Jandarma Tutanağı’na baktığımda dikkatimi çeken konu, içkilerin çoğundan birer şişe olmasıydı.
Yani Jandarma kolilerle içki bulamadı.
Tutanakla tespit edilen içkiler, günümüz Türkiye’sinde içkiye meraklı insanın evinde bulunabilecek türde ve miktarda...
Cem Yılmaz’ın Doritos reklamında söylediği gibi, Ahmet Bey o içkileri buraya getirseniz de, “Satıcı değil, içiciyiz içici” desek kurtaramaz mıyız dedim ama ne fayda!

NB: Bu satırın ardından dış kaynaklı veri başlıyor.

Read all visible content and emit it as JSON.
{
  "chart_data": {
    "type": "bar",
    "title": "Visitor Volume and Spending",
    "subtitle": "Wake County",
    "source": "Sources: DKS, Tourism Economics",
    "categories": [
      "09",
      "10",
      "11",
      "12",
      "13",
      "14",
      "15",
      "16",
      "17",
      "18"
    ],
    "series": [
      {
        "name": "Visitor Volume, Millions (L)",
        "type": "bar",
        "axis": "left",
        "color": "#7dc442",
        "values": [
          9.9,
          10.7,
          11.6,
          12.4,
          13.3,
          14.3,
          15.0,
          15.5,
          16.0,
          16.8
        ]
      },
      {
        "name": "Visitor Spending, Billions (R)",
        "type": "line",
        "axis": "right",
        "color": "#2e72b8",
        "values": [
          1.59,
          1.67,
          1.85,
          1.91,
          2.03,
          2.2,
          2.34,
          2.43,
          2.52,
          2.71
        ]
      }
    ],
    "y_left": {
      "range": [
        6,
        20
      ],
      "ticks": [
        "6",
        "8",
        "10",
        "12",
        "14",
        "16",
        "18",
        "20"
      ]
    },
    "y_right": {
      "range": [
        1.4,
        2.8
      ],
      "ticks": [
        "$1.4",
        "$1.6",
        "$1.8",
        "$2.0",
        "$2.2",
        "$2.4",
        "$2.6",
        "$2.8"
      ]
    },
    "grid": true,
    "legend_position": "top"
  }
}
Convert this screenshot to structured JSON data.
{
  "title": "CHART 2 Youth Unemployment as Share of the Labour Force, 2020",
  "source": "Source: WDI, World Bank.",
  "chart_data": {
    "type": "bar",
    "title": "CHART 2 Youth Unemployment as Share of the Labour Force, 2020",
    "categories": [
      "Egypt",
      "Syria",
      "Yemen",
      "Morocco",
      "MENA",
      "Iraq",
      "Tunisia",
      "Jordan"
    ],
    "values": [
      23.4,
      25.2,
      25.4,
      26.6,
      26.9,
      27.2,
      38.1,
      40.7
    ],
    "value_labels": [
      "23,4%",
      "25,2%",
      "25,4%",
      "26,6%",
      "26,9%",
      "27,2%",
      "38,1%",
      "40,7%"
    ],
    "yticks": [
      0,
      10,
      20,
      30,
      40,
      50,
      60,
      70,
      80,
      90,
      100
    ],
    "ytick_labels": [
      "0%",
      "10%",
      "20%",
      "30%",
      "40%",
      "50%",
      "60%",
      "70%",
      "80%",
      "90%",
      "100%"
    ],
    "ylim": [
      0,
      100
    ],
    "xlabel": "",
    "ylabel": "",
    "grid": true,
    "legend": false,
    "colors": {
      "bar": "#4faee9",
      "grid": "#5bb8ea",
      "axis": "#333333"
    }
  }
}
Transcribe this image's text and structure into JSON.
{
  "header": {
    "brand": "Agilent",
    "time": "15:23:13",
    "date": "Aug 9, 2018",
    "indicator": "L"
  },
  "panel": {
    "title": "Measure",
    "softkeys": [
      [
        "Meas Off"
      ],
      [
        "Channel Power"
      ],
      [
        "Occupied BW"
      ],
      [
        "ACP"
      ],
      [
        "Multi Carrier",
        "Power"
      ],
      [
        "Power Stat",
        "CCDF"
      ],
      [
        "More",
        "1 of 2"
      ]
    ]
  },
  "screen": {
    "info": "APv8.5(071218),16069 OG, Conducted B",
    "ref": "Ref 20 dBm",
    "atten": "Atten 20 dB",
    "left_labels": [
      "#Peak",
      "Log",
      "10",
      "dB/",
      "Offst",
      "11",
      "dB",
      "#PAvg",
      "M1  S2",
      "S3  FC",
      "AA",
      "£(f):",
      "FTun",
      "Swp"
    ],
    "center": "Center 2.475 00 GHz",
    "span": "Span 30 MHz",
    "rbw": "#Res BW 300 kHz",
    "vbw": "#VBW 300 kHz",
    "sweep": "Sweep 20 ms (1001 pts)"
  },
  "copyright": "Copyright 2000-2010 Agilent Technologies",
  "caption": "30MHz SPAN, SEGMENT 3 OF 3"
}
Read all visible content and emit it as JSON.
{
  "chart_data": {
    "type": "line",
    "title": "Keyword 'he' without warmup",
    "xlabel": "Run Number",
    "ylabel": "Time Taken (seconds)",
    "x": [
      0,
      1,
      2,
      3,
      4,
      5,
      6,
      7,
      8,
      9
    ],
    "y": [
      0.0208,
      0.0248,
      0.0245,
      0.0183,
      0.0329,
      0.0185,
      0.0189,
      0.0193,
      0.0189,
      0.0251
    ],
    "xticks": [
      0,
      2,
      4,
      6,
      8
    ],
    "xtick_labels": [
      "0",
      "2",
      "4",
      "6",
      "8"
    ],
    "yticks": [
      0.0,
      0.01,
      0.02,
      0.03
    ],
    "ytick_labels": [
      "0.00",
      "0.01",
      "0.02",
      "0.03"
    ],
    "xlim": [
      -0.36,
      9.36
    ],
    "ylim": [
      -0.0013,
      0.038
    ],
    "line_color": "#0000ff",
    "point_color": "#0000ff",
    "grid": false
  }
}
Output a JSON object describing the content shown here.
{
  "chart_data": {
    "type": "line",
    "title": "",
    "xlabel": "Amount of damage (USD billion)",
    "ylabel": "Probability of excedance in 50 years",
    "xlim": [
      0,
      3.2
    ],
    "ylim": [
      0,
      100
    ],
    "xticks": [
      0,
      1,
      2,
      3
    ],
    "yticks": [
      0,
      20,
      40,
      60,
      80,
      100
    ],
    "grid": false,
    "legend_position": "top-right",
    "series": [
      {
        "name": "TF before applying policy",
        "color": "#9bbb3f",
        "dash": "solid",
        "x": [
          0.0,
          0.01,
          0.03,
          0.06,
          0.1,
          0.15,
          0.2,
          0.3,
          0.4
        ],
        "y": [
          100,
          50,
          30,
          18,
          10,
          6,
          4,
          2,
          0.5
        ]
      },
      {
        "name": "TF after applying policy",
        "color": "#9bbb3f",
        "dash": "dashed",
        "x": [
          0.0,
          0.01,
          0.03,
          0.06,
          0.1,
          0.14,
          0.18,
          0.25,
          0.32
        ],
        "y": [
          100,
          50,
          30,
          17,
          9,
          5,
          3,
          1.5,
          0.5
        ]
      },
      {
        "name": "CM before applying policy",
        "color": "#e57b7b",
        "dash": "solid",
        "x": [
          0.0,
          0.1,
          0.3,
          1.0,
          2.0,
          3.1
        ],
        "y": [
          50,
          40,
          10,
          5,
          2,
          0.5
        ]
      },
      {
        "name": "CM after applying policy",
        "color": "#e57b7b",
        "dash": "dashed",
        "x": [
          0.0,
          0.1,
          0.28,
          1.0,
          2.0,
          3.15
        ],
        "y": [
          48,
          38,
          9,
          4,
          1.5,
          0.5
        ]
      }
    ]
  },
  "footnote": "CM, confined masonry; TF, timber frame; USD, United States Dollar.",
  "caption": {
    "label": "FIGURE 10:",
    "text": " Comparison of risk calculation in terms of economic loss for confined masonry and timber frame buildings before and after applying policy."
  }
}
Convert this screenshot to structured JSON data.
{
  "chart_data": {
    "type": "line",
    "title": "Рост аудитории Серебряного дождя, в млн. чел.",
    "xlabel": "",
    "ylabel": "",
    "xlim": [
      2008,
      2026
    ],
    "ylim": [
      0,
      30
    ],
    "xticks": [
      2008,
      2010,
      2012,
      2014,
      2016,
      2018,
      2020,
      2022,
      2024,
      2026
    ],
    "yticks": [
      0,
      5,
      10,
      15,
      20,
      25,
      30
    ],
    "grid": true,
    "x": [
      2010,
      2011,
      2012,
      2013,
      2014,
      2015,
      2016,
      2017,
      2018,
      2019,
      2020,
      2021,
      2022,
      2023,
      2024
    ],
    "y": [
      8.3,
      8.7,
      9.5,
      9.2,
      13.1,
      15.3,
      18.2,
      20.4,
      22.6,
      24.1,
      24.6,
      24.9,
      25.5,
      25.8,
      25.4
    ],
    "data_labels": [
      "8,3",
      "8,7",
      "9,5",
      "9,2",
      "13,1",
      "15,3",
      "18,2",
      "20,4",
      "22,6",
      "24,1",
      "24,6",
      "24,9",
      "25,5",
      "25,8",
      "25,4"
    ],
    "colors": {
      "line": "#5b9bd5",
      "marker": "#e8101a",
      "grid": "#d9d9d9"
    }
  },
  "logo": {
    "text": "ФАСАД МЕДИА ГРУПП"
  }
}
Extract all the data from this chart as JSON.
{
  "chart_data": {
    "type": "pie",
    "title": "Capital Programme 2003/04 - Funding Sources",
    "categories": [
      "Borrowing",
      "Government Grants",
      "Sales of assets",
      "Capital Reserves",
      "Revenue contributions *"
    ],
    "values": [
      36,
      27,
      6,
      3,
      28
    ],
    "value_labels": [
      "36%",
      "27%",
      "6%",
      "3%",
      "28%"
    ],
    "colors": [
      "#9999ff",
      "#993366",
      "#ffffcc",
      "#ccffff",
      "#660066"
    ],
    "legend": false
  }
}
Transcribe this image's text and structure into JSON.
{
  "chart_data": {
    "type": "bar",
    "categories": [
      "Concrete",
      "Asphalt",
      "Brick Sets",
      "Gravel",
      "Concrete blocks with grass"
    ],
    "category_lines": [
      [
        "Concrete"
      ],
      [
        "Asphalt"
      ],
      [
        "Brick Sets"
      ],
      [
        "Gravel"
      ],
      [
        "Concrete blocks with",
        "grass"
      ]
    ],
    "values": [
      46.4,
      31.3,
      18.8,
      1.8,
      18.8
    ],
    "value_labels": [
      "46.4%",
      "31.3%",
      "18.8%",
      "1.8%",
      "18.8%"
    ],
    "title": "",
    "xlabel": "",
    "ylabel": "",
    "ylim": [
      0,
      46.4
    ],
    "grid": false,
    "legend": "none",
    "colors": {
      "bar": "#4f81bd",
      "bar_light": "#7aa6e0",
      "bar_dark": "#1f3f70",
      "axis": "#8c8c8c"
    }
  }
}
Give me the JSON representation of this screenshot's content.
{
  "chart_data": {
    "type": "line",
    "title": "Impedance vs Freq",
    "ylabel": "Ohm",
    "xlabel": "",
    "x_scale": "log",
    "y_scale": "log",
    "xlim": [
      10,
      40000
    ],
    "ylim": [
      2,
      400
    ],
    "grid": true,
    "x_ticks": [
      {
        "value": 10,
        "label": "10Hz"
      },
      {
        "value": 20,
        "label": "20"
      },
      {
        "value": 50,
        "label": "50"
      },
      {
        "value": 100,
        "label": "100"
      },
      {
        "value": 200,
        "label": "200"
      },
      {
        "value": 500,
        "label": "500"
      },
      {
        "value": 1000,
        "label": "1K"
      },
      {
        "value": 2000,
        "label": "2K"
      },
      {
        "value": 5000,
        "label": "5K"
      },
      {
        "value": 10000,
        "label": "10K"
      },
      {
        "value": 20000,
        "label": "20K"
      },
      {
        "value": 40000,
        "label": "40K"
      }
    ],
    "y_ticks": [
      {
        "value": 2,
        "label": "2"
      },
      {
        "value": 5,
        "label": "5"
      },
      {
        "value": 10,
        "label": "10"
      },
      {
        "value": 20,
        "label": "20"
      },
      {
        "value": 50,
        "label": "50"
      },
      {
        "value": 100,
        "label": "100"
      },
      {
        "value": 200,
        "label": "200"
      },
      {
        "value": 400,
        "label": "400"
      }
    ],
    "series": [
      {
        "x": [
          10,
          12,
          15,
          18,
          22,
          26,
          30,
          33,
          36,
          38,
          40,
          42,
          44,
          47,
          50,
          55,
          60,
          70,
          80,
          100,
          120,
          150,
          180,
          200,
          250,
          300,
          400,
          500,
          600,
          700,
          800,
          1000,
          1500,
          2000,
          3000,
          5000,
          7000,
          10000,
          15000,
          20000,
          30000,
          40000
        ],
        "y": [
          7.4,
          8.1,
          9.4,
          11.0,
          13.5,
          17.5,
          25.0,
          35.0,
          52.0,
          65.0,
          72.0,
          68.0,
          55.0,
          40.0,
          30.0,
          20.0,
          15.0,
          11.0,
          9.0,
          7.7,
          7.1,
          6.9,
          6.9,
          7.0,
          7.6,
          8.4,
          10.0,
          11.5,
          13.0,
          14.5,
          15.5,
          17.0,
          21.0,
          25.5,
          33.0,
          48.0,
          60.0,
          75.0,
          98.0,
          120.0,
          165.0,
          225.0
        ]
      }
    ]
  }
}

Ahmet Bayer’in ikinci adının “Derya” olduğunu bilecek kadar ona yakın ihbarcı amacına ulaştı.
Bayer şimdi o içkileri yurtdışından gelirken free shoplar’dan aldığını, “satıcı” değil “içiçi” olduğunu ispat etmek zorunda... Aksi takdirde “içki kaçakçılığı”ndan yargılanacak.
2006 yılının eylül ayında Bodrum’da dalış sırasında vurgun yiyen ve uzun süren tedavi sonunda tekerlekli sandalye ile yaşamını sürdüren Bayer, operasyon sonrası şunları söyledi:
“Yılda 8 - 10 kez yurtdışına gidip gelen bir işadamıyım. İki oğlum yurtdışında okuyor. Ben de onlar da, her gelişlerinde sevdiğimiz içkilerden getiriyoruz. Arkadaşlarımın hediyeleri var. Şimdi işi gücü bırakıp, toplasak 500 euro tutmayacak içki için kaçakçılık yapmadığımı ispat etmenin peşine mi düşeceğim? Sebep, isimsiz birinin yaptığı ihbar. Bir ülke düşünün isimsiz birinin ihbarı, devletten bir kuruş destek almadan turizme milyonlarca dolarlık yatırım yapan işadamından daha itibarlı. Ama Türkiye’de hukuk mekanizmasının bu denli hızlı çalışmasına sevindim! İhbar yapıldığı gün, savcı mahkemeden hemen arama kararı çıkardı ve 7 kişilik Jandarma timi evi bastı. Hediye kutuları içindeki içkileri bile ‘suç delili’ olarak alıp götürdüler.”